The induction went... OK. I was in labor for 22 hours and pushed for almost four - was thisclose to a c-section. You really don't remember the pain afterwards, at least I don't. I do remember the fatigue, though. But it was all totally worth it, because Sophie is beautiful and amazing.
So I've had this blog post in my head for about two weeks now, but no time to write it. Joe's walking Sophie around, trying to get her to drop off, so I'm taking the opportunity to try to write it. It's my list of new mommy lessons I've learned in these four weeks.
- Computer time will be minimal. Well, til you figure out how to prop your netbook up on your Boppy and type one-handed. Oh, and don't expect to read the newspaper every day either.
- Burp cloths become household decor. You'll leave them draped over every piece of furniture in the house.
- Corrollary to No. 2: Pretty much anything baby-related becomes household decor. My living room currently has added the pack 'n play, swing, car seat, bouncy chair, and kick and play mat as part of the ambience. Sophie's hats are scattered hither and yon like the aforementioned burp cloths.
- If your mother can/is willing to stay with you and help with the baby, TAKE HER UP ON THIS. My mom managed a three-week stay. I can't tell you how grateful I am for her help. Two days after she left, my house was in shambles. Just having an extra set of hands while Joe was at work, or before company, was great. I also came home with swollen feet and ankles (which I did not have during pregnancy), plus I had an episiotomy. Aside from the usual need for a woman who's just given birth to take it easy, I needed to just a bit more. Another reason Mom was a godsend.
- Believe it or not, you will quickly adjust to lack of sleep. I like my sleep. I don't like to wake up. I usually took my sweet time rolling out of bed. But somehow, once you hear that baby crying, you will jump to attention. I can't say I'm not sometimes groggy (I stumbled a bit the other night as I got out of bed), but I can actually go from asleep to awake pretty darn fast now.
- You may have some weird fears at first. They'll go away. The first two nights we had Sophie home, I could NOT go to sleep if I were the only one still up. I just couldn't bear the thought of no one being awake to watch Sophie. I tried to sleep on the couch next to the pack 'n play, but at the slightest rustle my head would pop up like a prairie dog. My mom, God bless her, would relieve me and stay up with Sophie so I'd get some sleep. This did go away after about the third night, when we put her in the crib and I took the monitor into my room for the first time. At first, I jumped at every little sound, but exhaustion set in and I fell asleep. And then when she cried for real, it woke me up and I took care of her. After that, I was fine.
- Trust your instincts. Everyone has an opinion. Everyone will offer advice. There are classes, books, websites, you name it. If it doesn't sound right, you DON'T have to listen. Like my husband, the journalist, says, "If your mother says she loves you, get another source." Double-check anything that doesn't sound right.
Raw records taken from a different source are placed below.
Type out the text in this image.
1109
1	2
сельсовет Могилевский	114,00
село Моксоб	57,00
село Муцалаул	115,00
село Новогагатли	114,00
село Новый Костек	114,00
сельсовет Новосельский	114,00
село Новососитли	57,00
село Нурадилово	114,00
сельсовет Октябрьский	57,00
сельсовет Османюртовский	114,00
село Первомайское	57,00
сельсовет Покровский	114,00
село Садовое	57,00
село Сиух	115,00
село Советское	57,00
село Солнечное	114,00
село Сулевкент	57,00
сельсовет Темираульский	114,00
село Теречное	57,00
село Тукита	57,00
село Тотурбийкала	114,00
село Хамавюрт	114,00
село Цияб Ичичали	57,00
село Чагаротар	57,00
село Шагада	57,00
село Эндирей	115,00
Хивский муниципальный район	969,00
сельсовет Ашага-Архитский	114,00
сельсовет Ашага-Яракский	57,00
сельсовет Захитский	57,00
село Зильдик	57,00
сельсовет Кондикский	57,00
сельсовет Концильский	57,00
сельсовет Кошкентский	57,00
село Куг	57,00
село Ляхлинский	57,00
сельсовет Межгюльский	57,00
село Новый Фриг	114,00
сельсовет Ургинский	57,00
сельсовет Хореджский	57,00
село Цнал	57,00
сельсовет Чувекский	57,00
- Accept the hormones. I thought I cried over silly things when I was pregnant. It got worse after I gave birth. One day I burst into tears because the balloons my family brought me were starting to deflate and I hadn't gotten a picture of Sophie with them. Don't worry, this too shall pass.
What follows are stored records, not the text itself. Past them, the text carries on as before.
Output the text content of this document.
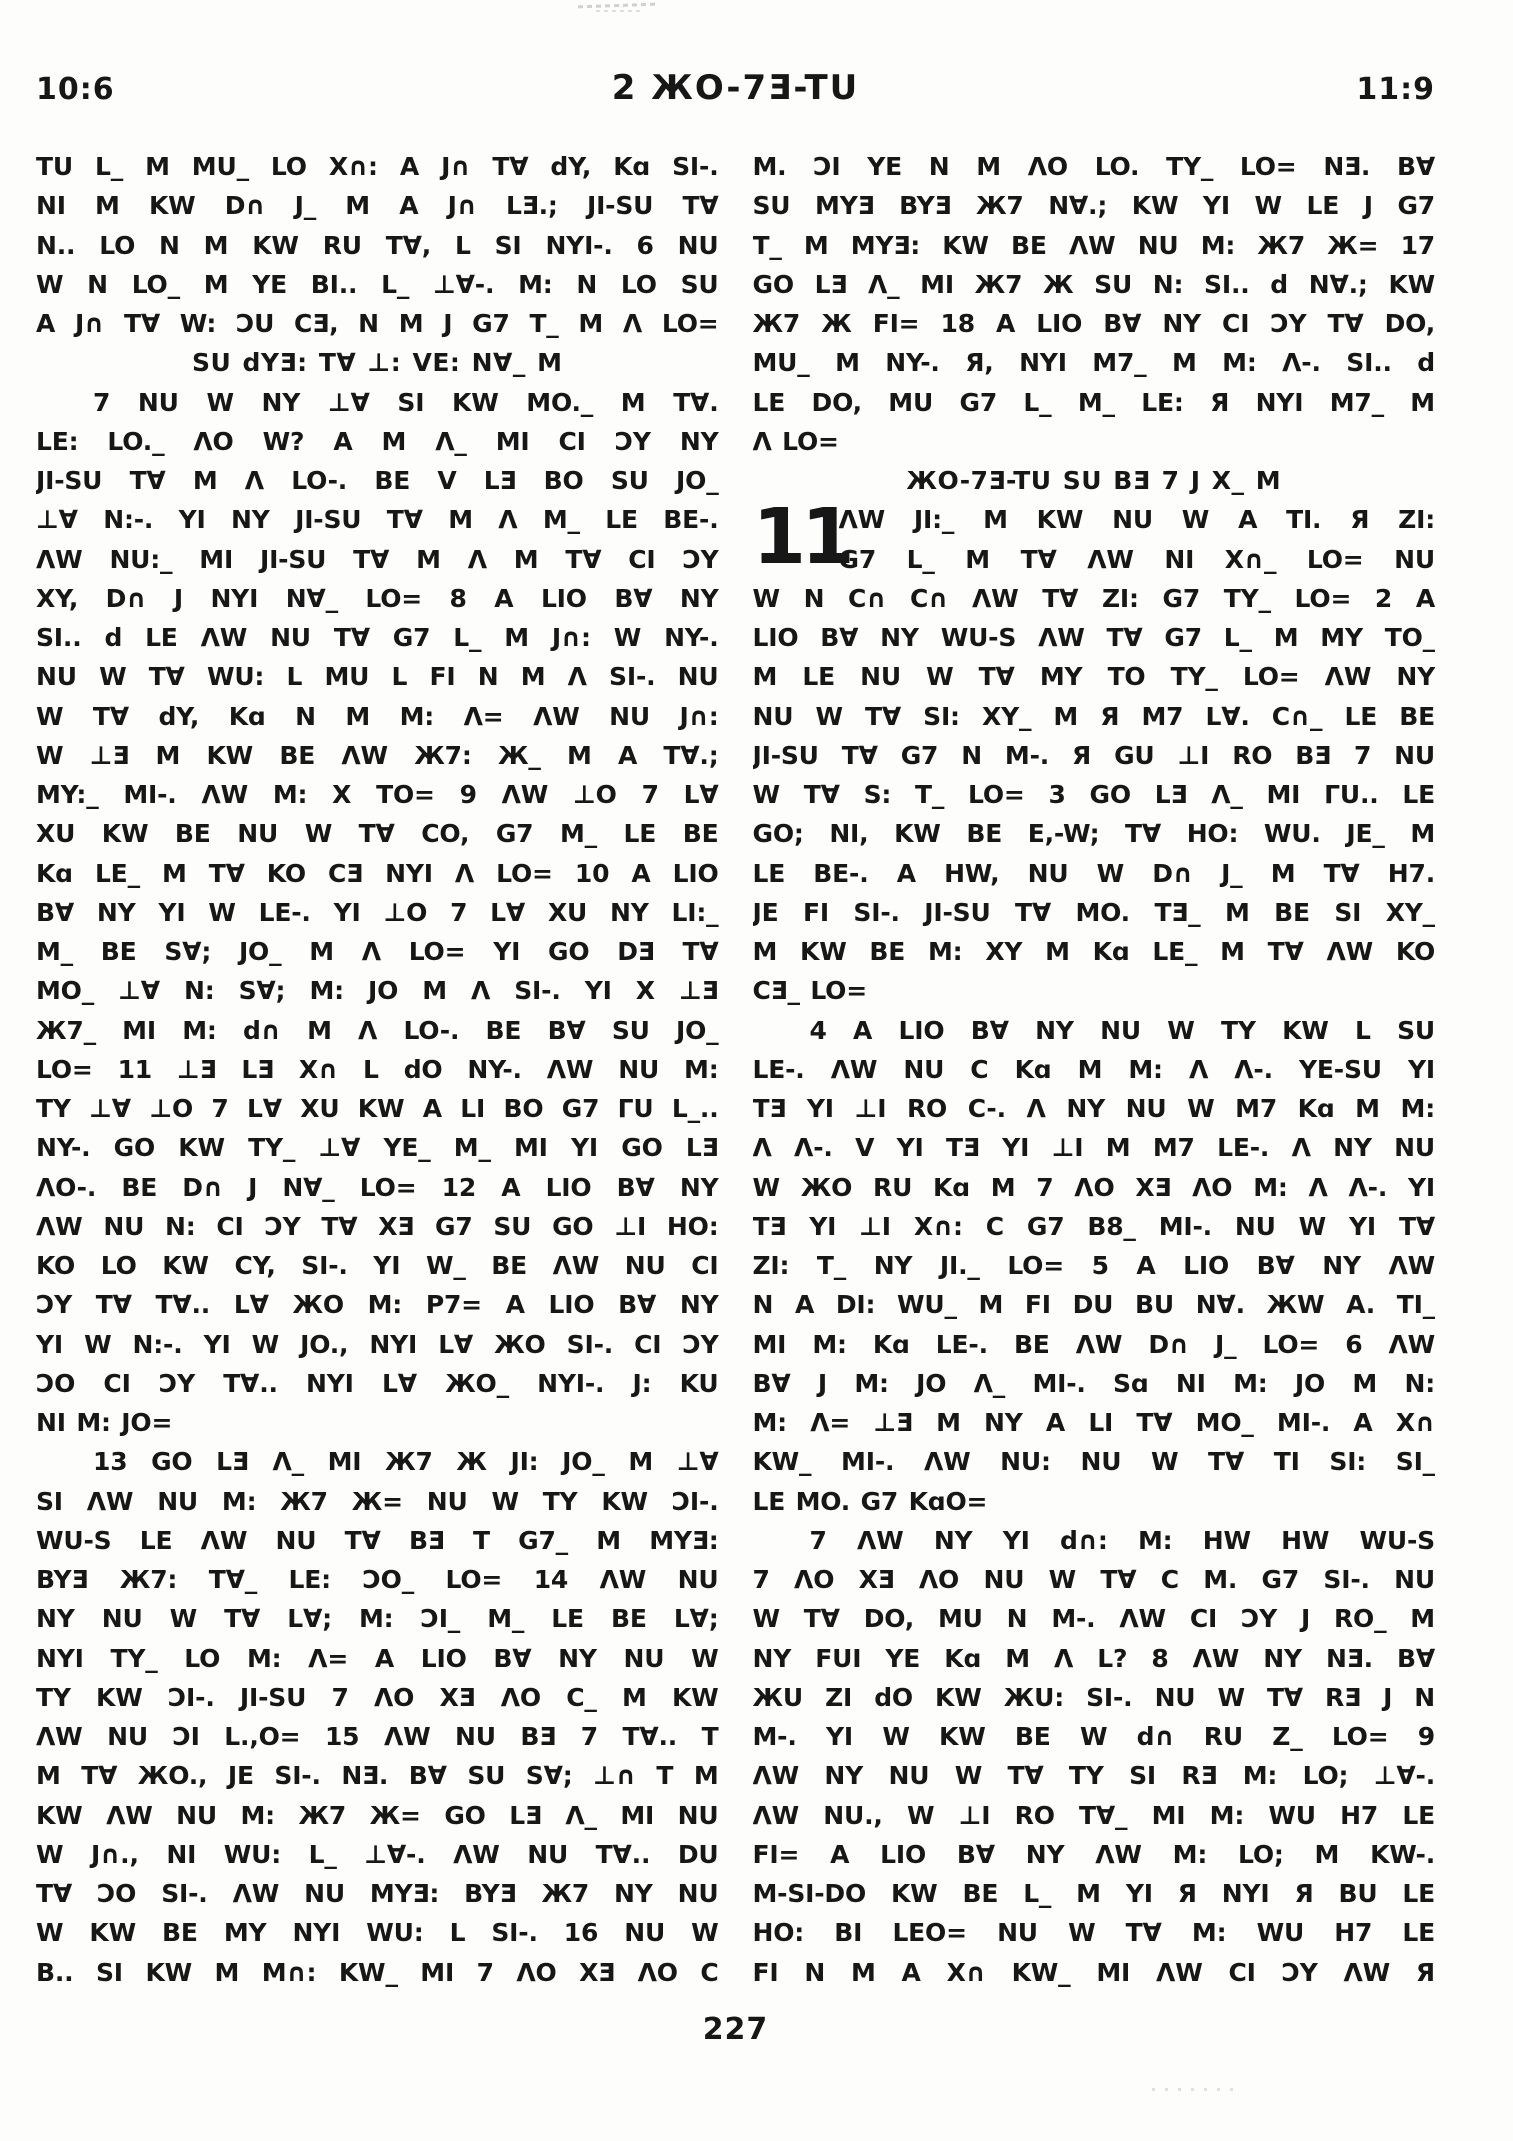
10:6	2 ЖO-7Ǝ-TU	11:9
TU L_ M MU_ LO X∩: A J∩ T∀ dY, Kɑ SI-.
NI M KW D∩ J_ M A J∩ LƎ.; JI-SU T∀
N.. LO N M KW RU T∀, L SI NYI-. 6 NU
W N LO_ M YE BI.. L_ ⊥∀-. M: N LO SU
A J∩ T∀ W: ƆU CƎ, N M J G7 T_ M Λ LO=
SU dYƎ: T∀ ⊥: VE: N∀_ M
7 NU W NY ⊥∀ SI KW MO._ M T∀.
LE: LO._ ΛO W? A M Λ_ MI CI ƆY NY
JI-SU T∀ M Λ LO-. BE V LƎ BO SU JO_
⊥∀ N:-. YI NY JI-SU T∀ M Λ M_ LE BE-.
ΛW NU:_ MI JI-SU T∀ M Λ M T∀ CI ƆY
XY, D∩ J NYI N∀_ LO= 8 A LIO B∀ NY
SI.. d LE ΛW NU T∀ G7 L_ M J∩: W NY-.
NU W T∀ WU: L MU L FI N M Λ SI-. NU
W T∀ dY, Kɑ N M M: Λ= ΛW NU J∩:
W ⊥Ǝ M KW BE ΛW Ж7: Ж_ M A T∀.;
MY:_ MI-. ΛW M: X TO= 9 ΛW ⊥O 7 L∀
XU KW BE NU W T∀ CO, G7 M_ LE BE
Kɑ LE_ M T∀ KO CƎ NYI Λ LO= 10 A LIO
B∀ NY YI W LE-. YI ⊥O 7 L∀ XU NY LI:_
M_ BE S∀; JO_ M Λ LO= YI GO DƎ T∀
MO_ ⊥∀ N: S∀; M: JO M Λ SI-. YI X ⊥Ǝ
Ж7_ MI M: d∩ M Λ LO-. BE B∀ SU JO_
LO= 11 ⊥Ǝ LƎ X∩ L dO NY-. ΛW NU M:
TY ⊥∀ ⊥O 7 L∀ XU KW A LI BO G7 ΓU L_..
NY-. GO KW TY_ ⊥∀ YE_ M_ MI YI GO LƎ
ΛO-. BE D∩ J N∀_ LO= 12 A LIO B∀ NY
ΛW NU N: CI ƆY T∀ XƎ G7 SU GO ⊥I HO:
KO LO KW CY, SI-. YI W_ BE ΛW NU CI
ƆY T∀ T∀.. L∀ ЖO M: P7= A LIO B∀ NY
YI W N:-. YI W JO., NYI L∀ ЖO SI-. CI ƆY
ƆO CI ƆY T∀.. NYI L∀ ЖO_ NYI-. J: KU
NI M: JO=
13 GO LƎ Λ_ MI Ж7 Ж JI: JO_ M ⊥∀
SI ΛW NU M: Ж7 Ж= NU W TY KW ƆI-.
WU-S LE ΛW NU T∀ BƎ T G7_ M MYƎ:
BYƎ Ж7: T∀_ LE: ƆO_ LO= 14 ΛW NU
NY NU W T∀ L∀; M: ƆI_ M_ LE BE L∀;
NYI TY_ LO M: Λ= A LIO B∀ NY NU W
TY KW ƆI-. JI-SU 7 ΛO XƎ ΛO C_ M KW
ΛW NU ƆI L.,O= 15 ΛW NU BƎ 7 T∀.. T
M T∀ ЖO., JE SI-. NƎ. B∀ SU S∀; ⊥∩ T M
KW ΛW NU M: Ж7 Ж= GO LƎ Λ_ MI NU
W J∩., NI WU: L_ ⊥∀-. ΛW NU T∀.. DU
T∀ ƆO SI-. ΛW NU MYƎ: BYƎ Ж7 NY NU
W KW BE MY NYI WU: L SI-. 16 NU W
B.. SI KW M M∩: KW_ MI 7 ΛO XƎ ΛO C
M. ƆI YE N M ΛO LO. TY_ LO= NƎ. B∀
SU MYƎ BYƎ Ж7 N∀.; KW YI W LE J G7
T_ M MYƎ: KW BE ΛW NU M: Ж7 Ж= 17
GO LƎ Λ_ MI Ж7 Ж SU N: SI.. d N∀.; KW
Ж7 Ж FI= 18 A LIO B∀ NY CI ƆY T∀ DO,
MU_ M NY-. Я, NYI M7_ M M: Λ-. SI.. d
LE DO, MU G7 L_ M_ LE: Я NYI M7_ M
Λ LO=
ЖO-7Ǝ-TU SU BƎ 7 J X_ M
11
ΛW JI:_ M KW NU W A TI. Я ZI:
G7 L_ M T∀ ΛW NI X∩_ LO= NU
W N C∩ C∩ ΛW T∀ ZI: G7 TY_ LO= 2 A
LIO B∀ NY WU-S ΛW T∀ G7 L_ M MY TO_
M LE NU W T∀ MY TO TY_ LO= ΛW NY
NU W T∀ SI: XY_ M Я M7 L∀. C∩_ LE BE
JI-SU T∀ G7 N M-. Я GU ⊥I RO BƎ 7 NU
W T∀ S: T_ LO= 3 GO LƎ Λ_ MI ΓU.. LE
GO; NI, KW BE E,-W; T∀ HO: WU. JE_ M
LE BE-. A HW, NU W D∩ J_ M T∀ H7.
JE FI SI-. JI-SU T∀ MO. TƎ_ M BE SI XY_
M KW BE M: XY M Kɑ LE_ M T∀ ΛW KO
CƎ_ LO=
4 A LIO B∀ NY NU W TY KW L SU
LE-. ΛW NU C Kɑ M M: Λ Λ-. YE-SU YI
TƎ YI ⊥I RO C-. Λ NY NU W M7 Kɑ M M:
Λ Λ-. V YI TƎ YI ⊥I M M7 LE-. Λ NY NU
W ЖO RU Kɑ M 7 ΛO XƎ ΛO M: Λ Λ-. YI
TƎ YI ⊥I X∩: C G7 B8_ MI-. NU W YI T∀
ZI: T_ NY JI._ LO= 5 A LIO B∀ NY ΛW
N A DI: WU_ M FI DU BU N∀. ЖW A. TI_
MI M: Kɑ LE-. BE ΛW D∩ J_ LO= 6 ΛW
B∀ J M: JO Λ_ MI-. Sɑ NI M: JO M N:
M: Λ= ⊥Ǝ M NY A LI T∀ MO_ MI-. A X∩
KW_ MI-. ΛW NU: NU W T∀ TI SI: SI_
LE MO. G7 KɑO=
7 ΛW NY YI d∩: M: HW HW WU-S
7 ΛO XƎ ΛO NU W T∀ C M. G7 SI-. NU
W T∀ DO, MU N M-. ΛW CI ƆY J RO_ M
NY FUI YE Kɑ M Λ L? 8 ΛW NY NƎ. B∀
ЖU ZI dO KW ЖU: SI-. NU W T∀ RƎ J N
M-. YI W KW BE W d∩ RU Z_ LO= 9
ΛW NY NU W T∀ TY SI RƎ M: LO; ⊥∀-.
ΛW NU., W ⊥I RO T∀_ MI M: WU H7 LE
FI= A LIO B∀ NY ΛW M: LO; M KW-.
M-SI-DO KW BE L_ M YI Я NYI Я BU LE
HO: BI LEO= NU W T∀ M: WU H7 LE
FI N M A X∩ KW_ MI ΛW CI ƆY ΛW Я
227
- Baby brain is real. Like I said, I've been trying to write this post for two weeks. I've probably forgotten half of what I wanted to put in it. I forget a lot of things now. Fortunately, I have not yet burned down the house. *crossing fingers*
- Who cares if it's gas? That smile will melt your heart. As will anything and everything about your baby. Sophie's adorable all the time, but sometimes I'll see her asleep and it takes my breath away all over again.